Bharathi Kannamma 2 is a 2023 Indian Tamil-language drama television series produced by Global Villagers and directed by Praveen Bennett. A spin-off series of Bharathi Kannamma, it stars Vinusha Devi and Sibbu Suryan along with Farina Azad, Roopa Sree and Deepa Shankar in supporting roles, whilst Reshma Muralidharan made a cameo appearance as Kannamma.
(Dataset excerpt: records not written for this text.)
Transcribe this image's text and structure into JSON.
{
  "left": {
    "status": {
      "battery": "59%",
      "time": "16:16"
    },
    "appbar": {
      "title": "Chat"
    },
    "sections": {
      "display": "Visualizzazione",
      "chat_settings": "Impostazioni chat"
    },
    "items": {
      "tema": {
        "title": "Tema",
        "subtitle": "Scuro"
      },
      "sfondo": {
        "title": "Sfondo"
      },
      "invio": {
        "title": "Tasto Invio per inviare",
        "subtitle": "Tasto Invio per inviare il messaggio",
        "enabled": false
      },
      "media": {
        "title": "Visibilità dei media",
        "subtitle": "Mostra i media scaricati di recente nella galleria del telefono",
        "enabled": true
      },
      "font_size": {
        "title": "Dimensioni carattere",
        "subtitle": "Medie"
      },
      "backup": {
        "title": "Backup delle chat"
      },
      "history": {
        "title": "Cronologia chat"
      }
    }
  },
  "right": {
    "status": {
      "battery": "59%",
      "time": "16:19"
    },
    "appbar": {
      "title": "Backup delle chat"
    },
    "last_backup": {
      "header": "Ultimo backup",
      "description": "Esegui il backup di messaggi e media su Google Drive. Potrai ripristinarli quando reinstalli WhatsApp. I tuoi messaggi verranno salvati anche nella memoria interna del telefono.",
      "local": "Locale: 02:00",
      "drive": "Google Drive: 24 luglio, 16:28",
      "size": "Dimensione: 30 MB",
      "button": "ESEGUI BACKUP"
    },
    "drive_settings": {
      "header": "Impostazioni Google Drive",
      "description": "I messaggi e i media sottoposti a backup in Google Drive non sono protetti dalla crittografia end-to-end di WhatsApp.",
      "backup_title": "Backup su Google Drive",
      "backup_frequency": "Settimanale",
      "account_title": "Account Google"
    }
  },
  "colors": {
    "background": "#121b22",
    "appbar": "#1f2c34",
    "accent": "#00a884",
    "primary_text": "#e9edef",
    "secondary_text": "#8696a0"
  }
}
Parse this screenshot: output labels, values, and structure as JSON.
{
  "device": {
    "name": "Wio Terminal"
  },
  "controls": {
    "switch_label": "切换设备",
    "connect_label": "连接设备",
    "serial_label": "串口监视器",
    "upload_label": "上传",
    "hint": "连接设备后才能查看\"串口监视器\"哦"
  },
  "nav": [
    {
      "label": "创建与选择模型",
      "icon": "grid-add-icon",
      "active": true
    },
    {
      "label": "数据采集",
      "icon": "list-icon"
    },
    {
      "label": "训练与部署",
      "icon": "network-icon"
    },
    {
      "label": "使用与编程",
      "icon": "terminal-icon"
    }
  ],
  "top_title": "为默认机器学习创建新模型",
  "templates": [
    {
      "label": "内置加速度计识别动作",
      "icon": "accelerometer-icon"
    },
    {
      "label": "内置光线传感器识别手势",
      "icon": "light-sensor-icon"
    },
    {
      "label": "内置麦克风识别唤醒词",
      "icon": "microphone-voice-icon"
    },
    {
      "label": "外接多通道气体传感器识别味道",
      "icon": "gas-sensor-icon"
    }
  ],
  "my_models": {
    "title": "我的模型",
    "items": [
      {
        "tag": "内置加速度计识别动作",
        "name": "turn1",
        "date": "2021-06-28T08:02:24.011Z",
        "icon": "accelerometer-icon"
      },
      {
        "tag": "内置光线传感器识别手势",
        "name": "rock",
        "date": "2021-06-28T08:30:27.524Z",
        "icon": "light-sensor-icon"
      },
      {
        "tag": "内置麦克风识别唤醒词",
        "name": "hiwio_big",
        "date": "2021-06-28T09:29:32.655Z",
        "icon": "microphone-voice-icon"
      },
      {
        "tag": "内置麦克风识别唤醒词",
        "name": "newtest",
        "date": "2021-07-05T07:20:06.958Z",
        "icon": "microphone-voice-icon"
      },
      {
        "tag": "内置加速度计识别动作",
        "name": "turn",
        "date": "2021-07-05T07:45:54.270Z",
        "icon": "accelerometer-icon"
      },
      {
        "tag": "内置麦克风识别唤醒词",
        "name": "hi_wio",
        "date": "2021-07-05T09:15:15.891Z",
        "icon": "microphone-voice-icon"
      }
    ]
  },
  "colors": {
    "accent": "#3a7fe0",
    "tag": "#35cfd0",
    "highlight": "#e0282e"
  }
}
It premiered on Star Vijay on 6 February 2023 from Monday to Friday, and ended on 6 August 2023, and is also available on the digital platform on Disney+ Hotstar.

==Cast==
===Main===
- Vinusha Devi as Chitra alias "Kannamma"
- Sibbu Suryan as Bharathi

===Supporting===
- Reshma Prasad as Madhu
- Roopa Sree as Soundarya
- Deepa Shankar as Bhagyalakshmi
- Radha as Sharmila
- Guhan Shanmugam as Vijay
- Udumalai Ravi as Selvam
- Baby George
- Anuradha Krishnamoorthy as N. Nandini
- Priyanka Dass / Sai Rithu as Anjali
- VJ Annamalai as Akilan
- Shathiga as Shanthi
- KMK Kailash As Dhandapaani
- Rajkumar Manoharan as Anbu

=== Special appearances ===
- Reshma Muralidharan as the real "Kannamma" (Dead)
  - Lisha Rajkumar as young Kannamma
- Samyutha as young Anjali
- Sherine Farhana as young Venba
- Sahasraa as young Madhu
- Aneesha as young Shanthi
- Sasilaya as a guest speaker in a drawing competition
- Diya Dharmaraj as a guest speaker in a drawing competition

==Production==
The first promo was released on 3 February 2023.

===Casting===
The second season stars Vinusha Devi, who played Kannamma in the first season, was also play in the second season of this series. Sibbu Suryan, who was widely recognised for his good acting in Roja, was cast as Bharathi. Roopa Sree reprised her role as Bharathi's mother from Bharathi Kannamma marking her return to Tamil television.

===Cancellation===
Due to the serial not gaining as much traction as the previous season, the serial was brought to an abrupt end on 6 August 2023.